Emerald Group Publishing Limited
Copyright © 2011, Emerald Group Publishing Limited
Visionary Leaders for Information looks in detail at the place of the librarian, particularly the teacher‐librarian, as a pivotal player within their organisation. While drawing on a range of management theory to frame his discussion, Winzenried goes on to acknowledge that, in order to understand the role of the library in information provision and organisational success, it is necessary to consider an additional dimension. This he describes as “moral purpose” where information provision is undertaken within the context of a clearly defined purpose tailored to the individual's requirements. Thus the information provided, and the manner in which it is provided, forms the basis for a passionate discussion on the role and challenges faced by information professionals looking to take a lead role within their organisations.
This sometimes discursive, but always engaging volume, opens with “A note about terminology” where the author explains why he is using the word “library” throughout, rather than a term such as “information agency”. He makes the point that for him, “library” implies a human face to information provision and this approach is then carried throughout the entire book. It is all about working with people to address the challenges faced by our profession in the twenty‐first century and develop the vision necessary to remain relevant in the increasingly fragmented and technologically driven world of information provision, highlighting the need for teacher‐librarians and information leaders generally to take a far more active role in leading their organisations.

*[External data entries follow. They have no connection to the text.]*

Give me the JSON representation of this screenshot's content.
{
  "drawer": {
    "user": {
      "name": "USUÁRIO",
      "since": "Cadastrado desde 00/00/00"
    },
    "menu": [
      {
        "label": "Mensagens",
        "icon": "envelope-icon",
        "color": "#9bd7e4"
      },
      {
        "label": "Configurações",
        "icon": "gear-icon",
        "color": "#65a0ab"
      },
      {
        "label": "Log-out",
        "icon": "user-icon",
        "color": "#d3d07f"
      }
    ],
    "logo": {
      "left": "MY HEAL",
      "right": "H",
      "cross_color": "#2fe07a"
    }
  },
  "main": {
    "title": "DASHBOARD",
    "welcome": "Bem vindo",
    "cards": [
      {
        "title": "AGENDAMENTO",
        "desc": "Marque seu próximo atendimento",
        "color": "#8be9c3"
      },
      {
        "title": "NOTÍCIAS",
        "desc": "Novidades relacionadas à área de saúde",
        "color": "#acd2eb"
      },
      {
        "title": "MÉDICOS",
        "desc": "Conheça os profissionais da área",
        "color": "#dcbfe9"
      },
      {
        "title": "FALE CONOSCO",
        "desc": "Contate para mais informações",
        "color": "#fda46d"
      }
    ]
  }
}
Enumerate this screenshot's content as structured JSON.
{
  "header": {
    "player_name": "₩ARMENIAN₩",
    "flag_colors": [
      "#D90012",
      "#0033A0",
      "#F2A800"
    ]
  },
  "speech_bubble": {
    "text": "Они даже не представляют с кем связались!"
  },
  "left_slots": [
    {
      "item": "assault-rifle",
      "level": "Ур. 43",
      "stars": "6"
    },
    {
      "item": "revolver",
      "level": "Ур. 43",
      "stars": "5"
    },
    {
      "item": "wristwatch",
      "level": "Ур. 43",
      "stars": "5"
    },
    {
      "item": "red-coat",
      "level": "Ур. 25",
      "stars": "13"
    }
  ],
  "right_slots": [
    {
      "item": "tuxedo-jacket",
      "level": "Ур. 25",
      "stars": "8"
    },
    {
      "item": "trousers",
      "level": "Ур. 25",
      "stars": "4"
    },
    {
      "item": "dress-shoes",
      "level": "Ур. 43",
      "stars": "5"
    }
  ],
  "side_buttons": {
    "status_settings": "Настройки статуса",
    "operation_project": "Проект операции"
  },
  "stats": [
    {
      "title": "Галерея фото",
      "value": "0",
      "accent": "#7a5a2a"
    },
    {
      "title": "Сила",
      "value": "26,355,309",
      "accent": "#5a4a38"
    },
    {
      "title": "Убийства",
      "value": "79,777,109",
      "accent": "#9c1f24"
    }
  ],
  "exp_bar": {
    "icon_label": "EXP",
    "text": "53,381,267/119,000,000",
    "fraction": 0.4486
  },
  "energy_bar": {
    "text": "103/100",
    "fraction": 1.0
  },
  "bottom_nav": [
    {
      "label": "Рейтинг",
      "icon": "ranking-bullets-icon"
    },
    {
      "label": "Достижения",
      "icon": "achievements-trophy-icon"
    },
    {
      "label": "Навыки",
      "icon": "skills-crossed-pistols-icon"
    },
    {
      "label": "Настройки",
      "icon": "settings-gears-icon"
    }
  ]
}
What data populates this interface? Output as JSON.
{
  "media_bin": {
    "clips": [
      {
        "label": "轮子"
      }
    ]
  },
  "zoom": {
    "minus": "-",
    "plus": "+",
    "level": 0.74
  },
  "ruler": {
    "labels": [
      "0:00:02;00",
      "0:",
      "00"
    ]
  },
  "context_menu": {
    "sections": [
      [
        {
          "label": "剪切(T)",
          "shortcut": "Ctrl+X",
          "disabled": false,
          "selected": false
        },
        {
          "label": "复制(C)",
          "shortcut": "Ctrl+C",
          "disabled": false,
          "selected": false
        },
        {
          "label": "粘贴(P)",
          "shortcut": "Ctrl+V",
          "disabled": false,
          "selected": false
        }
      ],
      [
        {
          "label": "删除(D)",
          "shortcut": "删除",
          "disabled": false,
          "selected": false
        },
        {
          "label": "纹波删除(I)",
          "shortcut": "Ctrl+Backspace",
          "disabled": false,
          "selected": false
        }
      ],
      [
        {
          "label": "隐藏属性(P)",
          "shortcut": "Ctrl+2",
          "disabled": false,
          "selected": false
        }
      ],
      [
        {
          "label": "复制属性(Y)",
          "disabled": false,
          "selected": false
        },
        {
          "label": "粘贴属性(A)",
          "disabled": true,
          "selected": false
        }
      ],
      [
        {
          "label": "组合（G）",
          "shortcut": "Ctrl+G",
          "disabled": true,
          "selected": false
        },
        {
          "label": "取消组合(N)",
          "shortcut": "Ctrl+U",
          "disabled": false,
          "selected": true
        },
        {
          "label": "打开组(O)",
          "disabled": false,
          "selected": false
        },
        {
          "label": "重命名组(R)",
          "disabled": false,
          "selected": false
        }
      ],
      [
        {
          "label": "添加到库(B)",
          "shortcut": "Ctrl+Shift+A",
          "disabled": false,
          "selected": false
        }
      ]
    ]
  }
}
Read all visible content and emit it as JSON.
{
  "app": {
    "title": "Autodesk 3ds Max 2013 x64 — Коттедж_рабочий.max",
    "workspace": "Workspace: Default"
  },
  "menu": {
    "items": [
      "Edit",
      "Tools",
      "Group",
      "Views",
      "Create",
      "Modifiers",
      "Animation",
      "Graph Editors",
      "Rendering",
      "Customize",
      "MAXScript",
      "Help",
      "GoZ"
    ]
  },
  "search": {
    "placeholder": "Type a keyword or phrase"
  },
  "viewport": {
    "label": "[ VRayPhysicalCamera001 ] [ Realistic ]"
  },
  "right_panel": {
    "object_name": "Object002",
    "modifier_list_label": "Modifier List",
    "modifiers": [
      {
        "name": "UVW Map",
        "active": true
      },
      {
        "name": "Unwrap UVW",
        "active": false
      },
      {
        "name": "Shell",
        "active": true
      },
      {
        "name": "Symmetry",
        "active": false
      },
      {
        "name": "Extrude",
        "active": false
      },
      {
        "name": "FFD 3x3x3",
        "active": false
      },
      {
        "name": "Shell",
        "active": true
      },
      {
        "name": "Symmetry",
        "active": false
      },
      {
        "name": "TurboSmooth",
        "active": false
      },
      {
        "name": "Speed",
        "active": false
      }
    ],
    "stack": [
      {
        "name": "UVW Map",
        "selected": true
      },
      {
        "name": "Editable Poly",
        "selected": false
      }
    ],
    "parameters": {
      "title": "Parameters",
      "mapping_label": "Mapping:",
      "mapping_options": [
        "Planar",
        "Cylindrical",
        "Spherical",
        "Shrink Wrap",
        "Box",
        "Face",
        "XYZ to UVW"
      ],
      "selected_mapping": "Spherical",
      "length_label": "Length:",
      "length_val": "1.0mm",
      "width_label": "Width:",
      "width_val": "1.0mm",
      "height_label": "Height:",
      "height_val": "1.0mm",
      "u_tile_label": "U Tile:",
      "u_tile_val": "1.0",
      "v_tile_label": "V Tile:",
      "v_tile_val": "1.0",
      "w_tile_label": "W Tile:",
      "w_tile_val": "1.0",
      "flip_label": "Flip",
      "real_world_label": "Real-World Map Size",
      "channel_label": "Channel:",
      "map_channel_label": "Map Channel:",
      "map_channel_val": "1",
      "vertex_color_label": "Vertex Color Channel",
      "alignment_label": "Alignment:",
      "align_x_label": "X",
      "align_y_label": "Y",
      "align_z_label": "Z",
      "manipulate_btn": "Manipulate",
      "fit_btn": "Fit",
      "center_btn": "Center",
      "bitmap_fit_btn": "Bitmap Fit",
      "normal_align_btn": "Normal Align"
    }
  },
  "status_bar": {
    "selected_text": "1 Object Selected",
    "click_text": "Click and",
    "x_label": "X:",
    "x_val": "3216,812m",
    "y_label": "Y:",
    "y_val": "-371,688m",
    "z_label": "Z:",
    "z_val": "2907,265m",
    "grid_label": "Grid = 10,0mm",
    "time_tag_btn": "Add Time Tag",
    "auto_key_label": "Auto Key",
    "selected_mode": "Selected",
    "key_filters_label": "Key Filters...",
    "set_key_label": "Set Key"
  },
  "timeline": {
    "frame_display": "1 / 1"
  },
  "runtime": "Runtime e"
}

A key discussion, central to the overall thrust of the book, is on the development of successful leadership – not just of the library but within the broader organisation as a whole. This is portrayed as moving on from management, with the challenge being that generally, library staff will have to “lead from the middle”. This notion is explored in some detail – how can you be an effective leader when you do not, in the organisational sense, carry a title or position that gives you this authority? This is the real challenge discussed in the first half of the book.
Following this, a number of scenarios are envisaged, drawn from a range of contributors from the library and information field, that take this vision into the future. Among these scenarios, Doug Johnson and Sue Healey in particular, offer rather detailed and certainly challenging views of a very high‐tech future. Derek Law (Glasgow) considers the academic library issues and Phillip Hughes (ANU) the educational imperatives.
Visionary Leaders is a highly readable volume that is wide ranging in its coverage and thought provoking in its content. It is a timely reminder of the value of the client and the contribution that the information professional can play in making a positive contribution to the health of any organisation. While it has a focus on teacher‐librarians, its reach is broad and anyone involved in the information professions generally could read it with profit.